Since Russia launched its invasion of Ukraine last year, economic sanctions have seen a significant cut in its oil and gas exports to the European Union and United States.
However, Pakistan, in the midst of an economic downturn worsening a long-running energy shortage, in May confirmed it had struck a deal with Moscow to buy petroleum products.
State Minister for Petroleum Musadik Malik previously said shipments will be paid for in currencies of "friendly countries", with Pakistan's US dollar reserves dangerously low and Russia pivoting away from the greenback.
"This is the first ever Russian oil cargo to Pakistan and the beginning of a new relationship between Pakistan and Russian Federation," Sharif said on Twitter late Sunday.
Sharif, who is preparing for general elections later this year, said the first shipment of "discounted crude oil cargo" arrived in the southern city of Karachi on Sunday and was set to be unloaded on Monday.
Local media reported the cargo of 100,000 metric tons of oil left Russia a month ago and was split across two smaller ships in Oman before sailing to Karachi.
Pakistan -- the world's fifth most populous country -- is currently on the brink of default with runaway inflation, the rupee tumbling and shrinking dollar reserves hobbling imports.
Meanwhile, negotiations to unlock the next tranche of a $6.5 billion loan package agreed with the International Monetary Fund have been stalled for months.
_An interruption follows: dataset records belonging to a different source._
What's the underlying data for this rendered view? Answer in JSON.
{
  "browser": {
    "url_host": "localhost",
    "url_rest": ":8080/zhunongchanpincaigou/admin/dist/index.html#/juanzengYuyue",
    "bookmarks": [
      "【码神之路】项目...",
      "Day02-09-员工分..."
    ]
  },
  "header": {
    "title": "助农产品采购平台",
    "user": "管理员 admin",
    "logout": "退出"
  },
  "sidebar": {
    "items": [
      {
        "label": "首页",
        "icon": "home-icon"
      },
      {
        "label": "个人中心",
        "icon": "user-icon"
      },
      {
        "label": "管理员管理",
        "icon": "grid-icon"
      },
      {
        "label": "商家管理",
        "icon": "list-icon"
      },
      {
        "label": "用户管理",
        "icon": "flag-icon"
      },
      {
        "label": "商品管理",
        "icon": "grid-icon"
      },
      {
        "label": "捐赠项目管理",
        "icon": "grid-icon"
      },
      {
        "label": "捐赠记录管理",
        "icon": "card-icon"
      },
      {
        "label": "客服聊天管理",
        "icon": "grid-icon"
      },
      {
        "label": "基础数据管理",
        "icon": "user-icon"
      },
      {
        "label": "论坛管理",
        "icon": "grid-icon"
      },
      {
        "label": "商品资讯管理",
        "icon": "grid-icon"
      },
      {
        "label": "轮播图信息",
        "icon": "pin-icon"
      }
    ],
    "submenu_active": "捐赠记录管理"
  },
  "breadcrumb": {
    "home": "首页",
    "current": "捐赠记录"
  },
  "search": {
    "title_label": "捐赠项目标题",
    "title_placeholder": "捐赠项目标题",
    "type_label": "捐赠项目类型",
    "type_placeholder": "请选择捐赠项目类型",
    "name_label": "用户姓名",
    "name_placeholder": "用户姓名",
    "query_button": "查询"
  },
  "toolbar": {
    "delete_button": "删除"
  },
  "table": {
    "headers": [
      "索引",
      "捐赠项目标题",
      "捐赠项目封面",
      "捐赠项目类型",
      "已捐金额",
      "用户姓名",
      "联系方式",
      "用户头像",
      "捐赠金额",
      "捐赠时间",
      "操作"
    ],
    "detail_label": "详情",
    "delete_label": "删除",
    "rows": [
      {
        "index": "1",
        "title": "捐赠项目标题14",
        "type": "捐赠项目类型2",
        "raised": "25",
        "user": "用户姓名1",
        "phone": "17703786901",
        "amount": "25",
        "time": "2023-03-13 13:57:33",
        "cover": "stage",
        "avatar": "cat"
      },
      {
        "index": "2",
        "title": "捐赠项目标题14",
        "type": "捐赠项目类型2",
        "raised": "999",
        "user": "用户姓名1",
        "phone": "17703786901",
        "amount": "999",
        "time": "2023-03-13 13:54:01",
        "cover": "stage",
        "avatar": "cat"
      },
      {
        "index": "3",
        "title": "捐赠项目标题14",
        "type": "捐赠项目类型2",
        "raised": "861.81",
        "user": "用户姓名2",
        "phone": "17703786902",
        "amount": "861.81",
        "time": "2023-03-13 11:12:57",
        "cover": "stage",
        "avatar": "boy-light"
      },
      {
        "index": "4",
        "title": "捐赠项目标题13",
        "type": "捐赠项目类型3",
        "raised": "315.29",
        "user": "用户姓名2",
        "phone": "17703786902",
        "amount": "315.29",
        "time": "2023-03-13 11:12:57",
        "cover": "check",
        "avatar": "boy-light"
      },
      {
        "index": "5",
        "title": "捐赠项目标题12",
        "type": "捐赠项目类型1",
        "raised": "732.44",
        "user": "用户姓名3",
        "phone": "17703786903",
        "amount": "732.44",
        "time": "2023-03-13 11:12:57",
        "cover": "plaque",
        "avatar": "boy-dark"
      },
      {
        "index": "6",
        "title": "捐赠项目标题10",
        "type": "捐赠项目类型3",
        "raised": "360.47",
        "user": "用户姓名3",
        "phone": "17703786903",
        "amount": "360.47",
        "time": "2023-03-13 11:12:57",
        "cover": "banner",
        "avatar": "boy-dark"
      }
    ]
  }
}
Islamabad imports 84 per cent of its petroleum products and has historically relied on friendly Gulf states for shipments.
Coal imports from Afghanistan have also likely doubled under the Taliban government, according to a 2022 report by research group XCEPT.
The energy sector has suffered shortages for years due to mismanagement, a lack of storage facilities and a poor economy.
The World Bank last week said this year's outlook for Russia's economy had improved, with stronger-than-expected energy exports to countries such as India and China offsetting sanctions.